The Keiths went to Düsseldorf, Germany, in 1869-71, following in the footsteps of American artists such as Albert Bierstadt and Worthington Whittredge. While there, Keith studied under Albert Flamm, but also wrote enthusiastically in letters about the free, "suggestive" brushwork of Andreas Achenbach. He also spent time in Paris, where he admired both the old masters and the Barbizon school painters. Upon his return to the United States, he shared a studio in Boston with William Hahn from 1871 to 1872.
Keith then returned to California, and traveled to Yosemite Valley with a letter of introduction to John Muir. The two men became deep friends for the next 38 years. Both had been born in Scotland the same year, and they shared a love for the mountains of California. James Mitchell Clarke described their friendship as one "in which deep affection and admiration were expressed through a kind of verbal boxing, counter-jibe answering jibe, counter-insult responding to insult."
During the 1870s Keith painted a number of six- by ten-foot panoramas, including Kings River Canyon (Oakland Museum, originally owned by Gov. Leland Stanford) and "California Alps" (Mission Inn, Riverside). These competed with paintings of similar size and subject matter by Albert Bierstadt and Thomas Hill.
Keith's wife Elizabeth died in 1882. He turned for comfort to a friend, the Swedenborgian minister Joseph Worcester, who ultimately had a strong influence on Keith's approach to landscape painting.
In 1883 Keith married Mary McHenry, who was the first female graduate of Hastings Law School and a leading suffragette. For their honeymoon, they went on a painting tour of the old California missions. A few months later they traveled to the East Coast and then to Munich, where Keith was determined to learn figure and portrait painting. He primarily worked on his own, occasionally receiving criticism from artists including Carl von Marr and J. Frank Currier. They returned to San Francisco in mid 1885.
Through Joseph Worcester, Keith met the architect Daniel Burnham in Chicago while en route to Europe. Burnham became an important patron and agent, showing and selling Keith paintings to collectors in the Chicago area.
In 1886 the Keiths moved into a custom-built house in Berkeley, from where he would commute to his studio in San Francisco each day. That year Keith also cruised Alaska's Inland Passage and sketched some of its glaciers.
Keith painted some portraits on commission and also supplemented his income by giving painting lessons, mostly to women.

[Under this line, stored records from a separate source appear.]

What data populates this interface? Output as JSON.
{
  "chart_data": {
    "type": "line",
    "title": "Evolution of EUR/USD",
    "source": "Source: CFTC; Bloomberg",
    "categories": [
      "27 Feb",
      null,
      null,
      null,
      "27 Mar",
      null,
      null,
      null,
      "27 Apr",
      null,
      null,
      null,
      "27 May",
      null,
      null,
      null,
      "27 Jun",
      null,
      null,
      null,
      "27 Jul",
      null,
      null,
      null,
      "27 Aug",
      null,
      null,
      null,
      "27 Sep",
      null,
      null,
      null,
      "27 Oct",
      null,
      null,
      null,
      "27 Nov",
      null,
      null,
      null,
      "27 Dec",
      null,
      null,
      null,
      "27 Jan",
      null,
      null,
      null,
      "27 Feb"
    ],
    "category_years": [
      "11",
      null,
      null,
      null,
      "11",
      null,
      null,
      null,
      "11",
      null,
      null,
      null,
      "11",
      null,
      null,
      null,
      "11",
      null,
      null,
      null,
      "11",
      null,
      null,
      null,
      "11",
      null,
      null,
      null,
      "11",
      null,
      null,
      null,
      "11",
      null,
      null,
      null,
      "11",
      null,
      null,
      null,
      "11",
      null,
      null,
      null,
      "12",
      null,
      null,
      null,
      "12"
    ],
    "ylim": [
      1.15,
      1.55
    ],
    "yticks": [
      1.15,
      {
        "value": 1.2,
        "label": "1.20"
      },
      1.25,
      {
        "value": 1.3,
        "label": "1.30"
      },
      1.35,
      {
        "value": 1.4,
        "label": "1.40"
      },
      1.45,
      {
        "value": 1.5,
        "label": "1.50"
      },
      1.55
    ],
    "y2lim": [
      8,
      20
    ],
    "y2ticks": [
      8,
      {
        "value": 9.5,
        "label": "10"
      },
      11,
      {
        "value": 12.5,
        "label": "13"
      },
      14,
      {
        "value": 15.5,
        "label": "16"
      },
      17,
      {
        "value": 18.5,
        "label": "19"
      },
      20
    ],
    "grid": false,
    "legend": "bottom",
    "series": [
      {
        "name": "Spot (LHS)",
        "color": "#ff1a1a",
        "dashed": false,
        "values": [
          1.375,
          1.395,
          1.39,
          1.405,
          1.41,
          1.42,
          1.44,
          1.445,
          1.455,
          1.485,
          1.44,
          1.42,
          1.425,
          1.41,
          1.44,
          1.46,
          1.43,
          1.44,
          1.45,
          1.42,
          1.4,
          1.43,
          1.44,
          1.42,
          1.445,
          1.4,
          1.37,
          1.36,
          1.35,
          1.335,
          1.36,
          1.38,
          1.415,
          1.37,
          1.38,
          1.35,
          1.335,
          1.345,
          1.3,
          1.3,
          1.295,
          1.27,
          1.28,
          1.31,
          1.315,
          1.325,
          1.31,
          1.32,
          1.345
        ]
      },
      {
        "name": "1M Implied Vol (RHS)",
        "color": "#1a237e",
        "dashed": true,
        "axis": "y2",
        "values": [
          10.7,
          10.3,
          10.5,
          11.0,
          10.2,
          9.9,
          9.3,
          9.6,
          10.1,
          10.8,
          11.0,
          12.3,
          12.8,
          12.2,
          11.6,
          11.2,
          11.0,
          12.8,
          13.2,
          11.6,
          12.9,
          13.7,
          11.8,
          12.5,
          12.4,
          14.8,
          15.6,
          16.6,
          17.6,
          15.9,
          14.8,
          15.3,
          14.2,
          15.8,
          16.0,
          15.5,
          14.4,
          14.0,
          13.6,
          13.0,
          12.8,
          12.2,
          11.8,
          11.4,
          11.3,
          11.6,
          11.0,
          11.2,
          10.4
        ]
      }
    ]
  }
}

Among his pupils was the miniaturist Rosa Hooper.
In 1888 Keith traveled north with Muir, visiting Mount Shasta and Mount Rainier to create illustrations for Muir's Picturesque California. Muir encouraged Keith to depict mountain scenery realistically, but as Keith's artistic sense had matured, he felt free to depart from geologic reality, placing an imagined glacier or a river in a scene to enhance the beauty of the painting. The two friends argued frequently about such artistic issues. It was said that Muir said, “You never saw a sunrise like that, Keith. Why in the deuce don’t you imitate nature?’ William would goad Muir by responding, ‘Look here now, John, if you’ll go out early tomorrow morning and look toward the East you’ll see nature imitating my sunrise.".